La bête dans la jungle

Un film de Patric Chiha, avec Anaïs Demoustier, Tom Mercier, Béatrice Dalle, 1h40, drame.

Le film qui m’a plu

……………..Par……

Par Roseline Cayla, EPU d’Angers-Cholet

 

Laissez-vous tenter par ce film de Patric Chiha qui est une magnifique adaptation du roman de l’écrivain anglo-saxon Henry James, roman paru en 1903. Titre bien mystérieux, et bien sûr métaphorique, puisque cette histoire se passe en ville, plus précisément, pour ce qui concerne le film, dans une boîte de nuit.

 

John (Tom Mercier) ce jour-là n’a pas de monnaie pour le monsieur-pipi et May (Anaïs Demoustier) discrètement lui passe une pièce dans la main. C’est ainsi qu’ils se rencontrent. Elle a l’impression de l’avoir déjà vu, il y a longtemps, et c’est exact. Lui ne se souvient plus, mais il a quelque chose à lui dire, qui paraît si étrange que l’on se demande pourquoi May accepte de le suivre dans ce qui ressemble à un délire mystique ! Il a l’intuition qu’un événement important doit arriver et qui décidera du cours de sa vie. Il pense qu’il a été choisi pour le voir. « Ce n’est pas religieux, ce n’est pas une œuvre à accomplir », dit-il à May intriguée qui le questionne, mais c’est quelque chose qui le dépasse.

 

John parle peu, plongé dans son monde intérieur. Il est solitaire mais cela lui importe peu. « N’est-ce pas l’amour qu’il attend ? », lui demande May ? « Non, car l’amour, dit-il désabusé, l’amour a une fin, la quête reprend alors et c’est toujours le même scénario ». Non, ce qu’il attend est bien au-dessus de cela. Cela se manifestera un jour à lui, et il demande à May si elle veut bien attendre cette chose avec lui, car cette chose qu’il ne connaît pas, il ne doute pas de sa réalité, et il l’attend avec anxiété.
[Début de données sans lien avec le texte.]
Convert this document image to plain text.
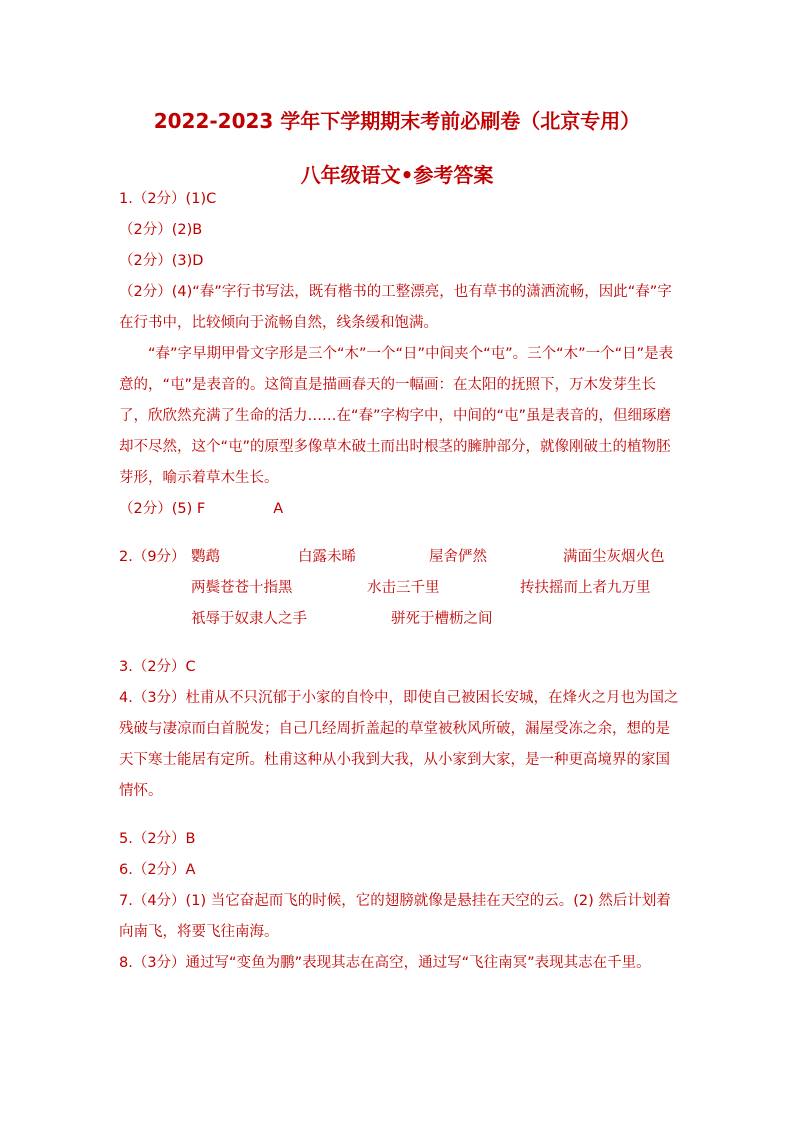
2022-2023 学年下学期期末考前必刷卷（北京专用）
八年级语文•参考答案

1.（2分）(1)C

（2分）(2)B

（2分）(3)D

（2分）(4)“春”字行书写法，既有楷书的工整漂亮，也有草书的潇洒流畅，因此“春”字在行书中，比较倾向于流畅自然，线条缓和饱满。

“春”字早期甲骨文字形是三个“木”一个“日”中间夹个“屯”。三个“木”一个“日”是表意的，“屯”是表音的。这简直是描画春天的一幅画：在太阳的抚照下，万木发芽生长了，欣欣然充满了生命的活力……在“春”字构字中，中间的“屯”虽是表音的，但细琢磨却不尽然，这个“屯”的原型多像草木破土而出时根茎的臃肿部分，就像刚破土的植物胚芽形，喻示着草木生长。

（2分）(5) F	A

2.（9分） 鹦鹉	白露未晞	屋舍俨然	满面尘灰烟火色
两鬓苍苍十指黑	水击三千里	抟扶摇而上者九万里
祇辱于奴隶人之手	骈死于槽枥之间

3.（2分）C

4.（3分）杜甫从不只沉郁于小家的自怜中，即使自己被困长安城，在烽火之月也为国之残破与凄凉而白首脱发；自己几经周折盖起的草堂被秋风所破，漏屋受冻之余，想的是天下寒士能居有定所。杜甫这种从小我到大我，从小家到大家，是一种更高境界的家国情怀。

5.（2分）B

6.（2分）A

7.（4分）(1) 当它奋起而飞的时候，它的翅膀就像是悬挂在天空的云。(2) 然后计划着向南飞，将要飞往南海。

8.（3分）通过写“变鱼为鹏”表现其志在高空，通过写“飞往南冥”表现其志在千里。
Il redoute de la voir arriver, ce soir peut-être ?

 

Ainsi durant vingt-cinq ans John et May vont se retrouver le samedi soir dans ce même dancing sans nom, à attendre cette chose ! Lui ne danse jamais et ne sait pas danser ! May, qui a un compagnon, Pierre, de danseuse qu’elle était devient avec John spectatrice, comme aimantée par cet homme avec qui rien ne se passe d’autre qu’une conversation en pointillés… Cette étrange histoire est ponctuée en voix off par le narrateur qui reprend quelques phrases du livre.

 

À travers celle-ci, nous voyons de 1979 à 2004 la musique évoluer (les amateurs de dancing seront ravis !) et sans sortir de la boîte, nous percevons aussi le monde extérieur. Au fil des ans, plusieurs sont emportés par le sida. D’autres, après une insouciante vie de fête, font une fin en se mariant ! On perçoit aussi les attentats, l’atmosphère change, soudain la musique devient inquiétante, on entend comme des coups sourds : que se passe-t-il ? Et puis toute une société se devine à travers le monde de la nuit, sur lequel veille l’énigmatique « physionomiste » enveloppée dans son manteau noir à capuchon (Béatrice Dalle).

 

Film prenant ! Vers la fin, symbole peut-être de l’inversion des valeurs : lorsque John erre solitaire dans le quartier et veut aller vers un groupe d’ados qui dansent, il s’attire cette réponse de la part d’un jeune, un enfant qu’il avait vu autrefois auprès de la gardienne de la boîte : « Ne restez pas là, monsieur, c’est interdit aux adultes. » Le monde a changé !

 

On peut voir ce film comme un conte philosophique. Celui qui veut économiser sa vie la perdra… Faut-il déplorer que le monde ne soit pas parfait ? Un homme reste au bord de la vie, persuadé qu’on ne peut rien partager qui vaille avec les autres. Quelle est cette bête menaçante dans la jungle de la vie ? Le combat aura-t-il lieu enfin ?… Peut-on vivre si on craint toujours de passer à côté de sa vie et faire le mauvais choix ? En nous montrant un monde frivole, (c’est-à-dire « le monde » au sens johanique du terme, notre monde !) ce film offre maints sujets de méditation.